Let $A$,$B$,$C$,$D$ and $m$ be parameters.
Now define:
\begin{eqnarray} {\bf f}(x) &:=& \frac{A x+B}{C x+D}\\ f_1(x)&:=& x^m \end{eqnarray}
Then the ODE: \begin{eqnarray} \!\!\!\!\!\!\!\!\!\!\!\!y^{''}(x) + \left( m^2(B C-A D)^2\frac{ x^{2 m-2} \left(\left(1-4 a^2\right) \left(C x^m+D\right)^2+4 \left(A x^m+B\right)^2\right)}{4 \left(A x^m+B\right)^2 \left(C x^m+D\right)^4}+\frac{1-m^2}{4 x^2}\right) y(x)=0 \end{eqnarray} is solved by \begin{eqnarray} y(x) = \sqrt{\frac{{\bf f}(f_1(x))}{{\bf f}^{'}(f_1(x))\cdot f_1^{'}(x)}}\cdot \left( C_1 J_a({\bf f}(f_1(x))) + C_2 Y_a({\bf f}(f_1(x))) \right) \end{eqnarray}
Likewise let us define: \begin{eqnarray} {\bf f}(x) &:=& x^m \\ f_1(x)&:=& \frac{A x+B}{C x+D} \end{eqnarray}
Then the ODE: \begin{eqnarray} \!\!\!\!\!\!\!\!\!\!\!\!y^{''}(x) + \left( (B C-A D)^2\cdot \frac{ \left(\left(1-4 a^2 m^2\right) (C x+D)^{2 m}+4 m^2 (A x+B)^{2 m}\right)}{4 (A x+B)^2 (C x+D)^{2 m+2}}\right) y(x)=0 \end{eqnarray} is also solved by \begin{eqnarray} y(x) = \sqrt{\frac{{\bf f}(f_1(x))}{{\bf f}^{'}(f_1(x))\cdot f_1^{'}(x)}}\cdot \left( C_1 J_a({\bf f}(f_1(x))) + C_2 Y_a({\bf f}(f_1(x))) \right) \end{eqnarray}
Here $J_a$ and $Y_a$ are the Bessel functions of the first and the second kind respectively.

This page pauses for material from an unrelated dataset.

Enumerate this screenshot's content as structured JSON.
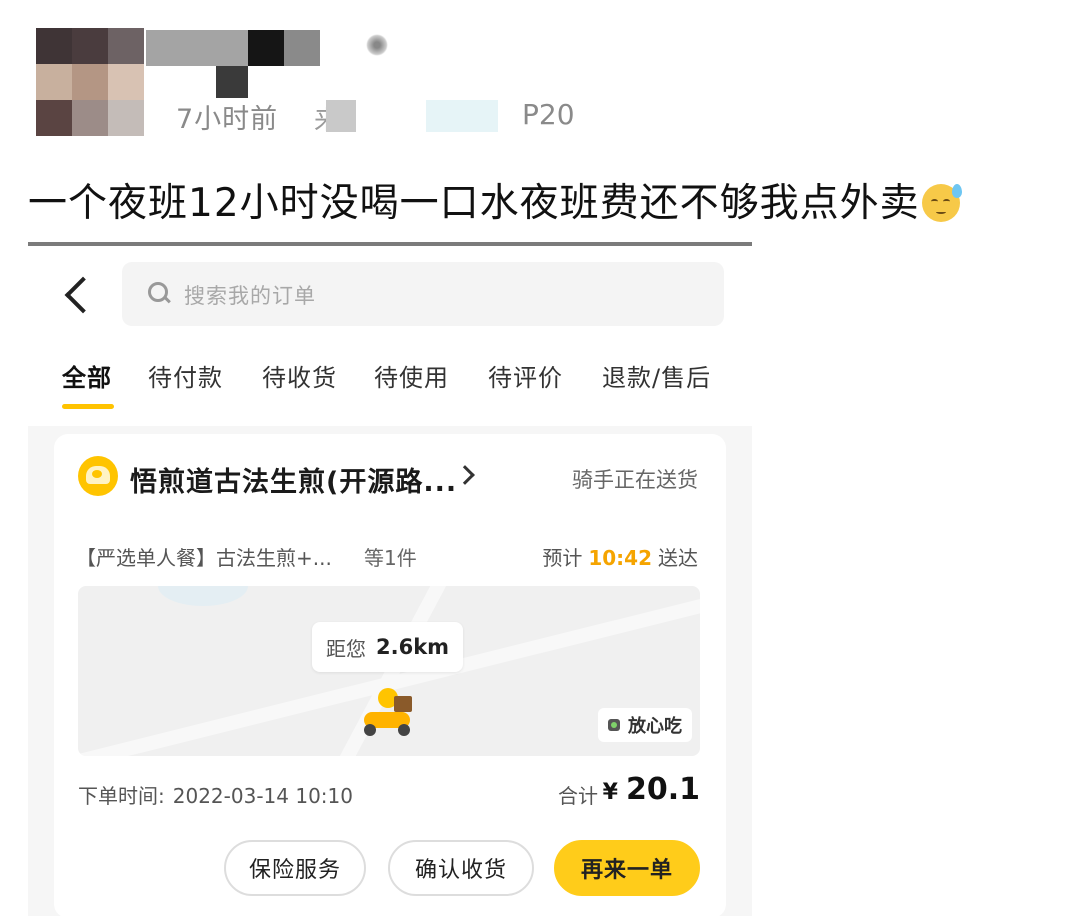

In[171]:= Clear[f]; Clear[f1]; A =.; B =.; CC =.; DD =.; m =.; x =.;
f[x_] = (A x + B)/(CC x + DD);
f1[x_] = x^m;
FullSimplify[(D[#, {x,
2}] + ((1 - m^2) /(
4 (x^2) ) + (B CC - A DD)^2 m^2 (
x^(2 m -
2) ((1 - 4 a^2) (DD + CC x^m)^2 + 4 (B + A x^m)^2))/(
4 (B + A x^m)^2 (DD + CC x^m)^4)) #) & /@ {Sqrt[f[f1[x]]]/(
Sqrt[Derivative[1][f1][x]] Sqrt[
f'[f1[x]]]) (BesselJ[a, f[f1[x]]] C[1] +
BesselY[a, f[f1[x]]] C[2])}]
Clear[f]; Clear[f1]; A =.; B =.; CC =.; DD =.; m =.; x =.;
f[x_] = x^m;
f1[x_] = (A x + B)/(CC x + DD);
FullSimplify[(D[#, {x,
2}] + (B CC - A DD)^2 ((1 - 4 m^2 a^2) (DD + CC x)^(2 m) +
4 m^2 (B + A x)^(2 m))/(
4 (B + A x)^2 (DD + CC x)^(2 + 2 m)) #) & /@ {Sqrt[f[f1[x]]]/(
Sqrt[Derivative[1][f1][x]] Sqrt[
f'[f1[x]]]) (BesselJ[a, f[f1[x]]] C[1] +
BesselY[a, f[f1[x]]] C[2])}] // PowerExpand
Out[174]= {0}
Out[178]= {0}
My question is now are there other examples where a repeated application of variable transformations leads to rather simple looking ODEs? In other words can I always choose the scaling functions $f(x)$ in a clever way so that the resulting ODE is pretty neat rather than some unwieldy expression?